Por: Leandro Ramos
“El latinoamericano, a diferencia de los americanos del Norte y de casi todos los europeos, no se identifica con el Estado. Ello puede atribuirse a la circunstancia de que, en estos países, los gobiernos suelen ser pésimos o al hecho general de que el Estado es una inconcebible abstracción; lo cierto es que el latinoamericano es un individuo, no un ciudadano”.
Lo dijo Jorge Luis Borges, en otra de sus piezas maestras: Nuestro pobre individualismo (Otras inquisiciones, 1952). Me he tomado la libertad de ampliar su análisis al conjunto de nuestros pueblos. Originalmente está circunscrito a los argentinos, pero es evidente que las carencias comparativas de nuestra individualidad son compartidas desde el sur del río Bravo hasta la Patagonia.
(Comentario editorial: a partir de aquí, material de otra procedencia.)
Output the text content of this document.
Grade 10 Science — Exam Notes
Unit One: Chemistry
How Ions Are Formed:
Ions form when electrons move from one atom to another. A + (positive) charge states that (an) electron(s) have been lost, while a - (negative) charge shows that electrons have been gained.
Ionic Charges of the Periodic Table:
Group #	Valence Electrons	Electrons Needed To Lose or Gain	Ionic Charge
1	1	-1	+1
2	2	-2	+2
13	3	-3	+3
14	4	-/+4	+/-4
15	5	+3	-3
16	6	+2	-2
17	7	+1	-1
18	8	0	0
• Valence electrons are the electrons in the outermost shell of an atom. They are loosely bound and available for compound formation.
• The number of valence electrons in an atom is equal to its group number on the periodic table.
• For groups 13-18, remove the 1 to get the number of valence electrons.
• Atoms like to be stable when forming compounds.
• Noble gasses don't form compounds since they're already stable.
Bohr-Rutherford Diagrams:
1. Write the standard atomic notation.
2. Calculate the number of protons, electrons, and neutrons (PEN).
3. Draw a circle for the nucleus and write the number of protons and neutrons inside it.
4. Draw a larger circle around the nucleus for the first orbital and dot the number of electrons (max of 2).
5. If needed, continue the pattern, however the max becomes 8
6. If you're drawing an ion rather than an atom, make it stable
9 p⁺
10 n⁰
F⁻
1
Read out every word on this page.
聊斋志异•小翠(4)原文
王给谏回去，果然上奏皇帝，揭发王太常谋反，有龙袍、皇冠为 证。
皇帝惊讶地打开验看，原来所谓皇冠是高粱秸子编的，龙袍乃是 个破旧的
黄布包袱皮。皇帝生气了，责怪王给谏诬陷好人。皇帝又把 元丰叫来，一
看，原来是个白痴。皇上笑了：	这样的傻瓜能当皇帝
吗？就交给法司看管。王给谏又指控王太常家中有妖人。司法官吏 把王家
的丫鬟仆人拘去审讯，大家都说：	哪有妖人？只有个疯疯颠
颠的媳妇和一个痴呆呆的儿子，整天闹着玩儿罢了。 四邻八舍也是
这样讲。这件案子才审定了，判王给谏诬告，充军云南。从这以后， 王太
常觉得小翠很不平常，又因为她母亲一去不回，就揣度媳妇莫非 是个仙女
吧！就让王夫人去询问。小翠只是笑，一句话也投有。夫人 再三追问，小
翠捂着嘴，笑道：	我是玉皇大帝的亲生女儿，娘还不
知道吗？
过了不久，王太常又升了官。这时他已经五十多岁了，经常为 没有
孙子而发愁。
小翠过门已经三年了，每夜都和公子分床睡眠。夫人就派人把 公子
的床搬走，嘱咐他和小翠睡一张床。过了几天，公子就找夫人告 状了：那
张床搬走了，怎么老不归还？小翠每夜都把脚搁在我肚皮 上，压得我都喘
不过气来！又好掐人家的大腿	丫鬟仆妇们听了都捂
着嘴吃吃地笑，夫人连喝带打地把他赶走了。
Las “heredamos” de España, como también lo indica el autor, en donde aún persisten.
La identificación con el Estado edifica al individuo, lo convierte en ciudadano. Comienza con una capacidad cognitiva de abstracción, la cual permite separar el Estado como unidad de instituciones y cuerpos administrativos de los políticos que lo dirigen. Aunque no cabe preocuparse demasiado al respecto, porque tampoco hay esperanza. En Colombia, por ejemplo, la educación es mediocre, se encuentra estancada y en manos de la politiquería oficial o contestataria. Por su parte, el ministerio de cultura cumple una década dedicado a servirle a la barbarie (Galeón San José) y a los negocios.
“El Estado es impersonal: el latinoamericano solo concibe una relación personal. Por eso, para él, robar dineros públicos no es un crimen”, agrega Borges. De haber sido otro nuestro devenir, la ilustración masiva de los individuos habría evolucionado para controlar al ejecutivo, al legislador y al juez. Cuando estos fallan, los ciudadanos entienden que la responsabilidad recae en las personas, no en el “sistema” –dado que el Estado es impersonal, inaprensible, mas no por ello irreal. Aguardan entonces para elegir mejor en las urnas. Exigen que el reclutamiento de los funcionarios públicos sea más estricto y por mérito, y cuenten con los medios suficientes y actualizados.
Asimismo, naciones de ciudadanos detectan con facilidad a quienes usan sus cargos para promoverse, a los que cacarean luchar contra la corrupción y la dejan intacta para sus socios, o a los que salen a mostrar detrimentos pero no recuperan un solo peso de los dineros públicos robados. Este tipo de poblaciones no son presa fácil de las candilejas de la autopromoción política. Los pre-ciudadanos, apenas individuos, por el contrario, se embelesan con los criminales. Al corrupto lo justifican, hasta le agradecen si robo poquito. Elevan a los Martín Fierro o los Tirofijo a héroes, los convierten en referentes. Permiten además que se renueven como legión: “aurelianos”, “santrichs”, “maduros”. Creen en la santificación internacional.
“El mundo, para el europeo, es un cosmos, en el que cada cual íntimamente corresponde a la función que ejerce; para el latinoamericano, es un caos”, completa el poeta. De ahí que los principios, valores y acciones de este individuo regional estén organizados por el azar y la impredecibilidad. Al fin y al cabo, las rutas del enriquecimiento, del éxito, de la supervivencia incluso, son escasas, se juegan en la lotería del día a día. Si bien el tiquete ganador se suele comprar en la taquilla del poder político. Las otras fuentes de capital, de futuro, no son seguras o estables. Ni la ciencia, ni la técnica, ni la industria, ni la cultura, o cualesquiera otra función diferente a la cual se pueda íntimamente dedicar un individuo con ganas de ser ciudadano.
Es posible que los rasgos de nuestro individualismo latinoamericano no sean susceptibles de enriquecerse. Lucen más bien como una codificación genética de nuestro carácter que se ha estabilizado como rasgo definitorio. Si en la comparación con Occidente o con el Asia renaciente resulta ser una individualidad deficitaria, parece no quedar otra opción que aceptar su ennoblecimiento como diferencia, diversidad, multiculturalidad o algo parecido.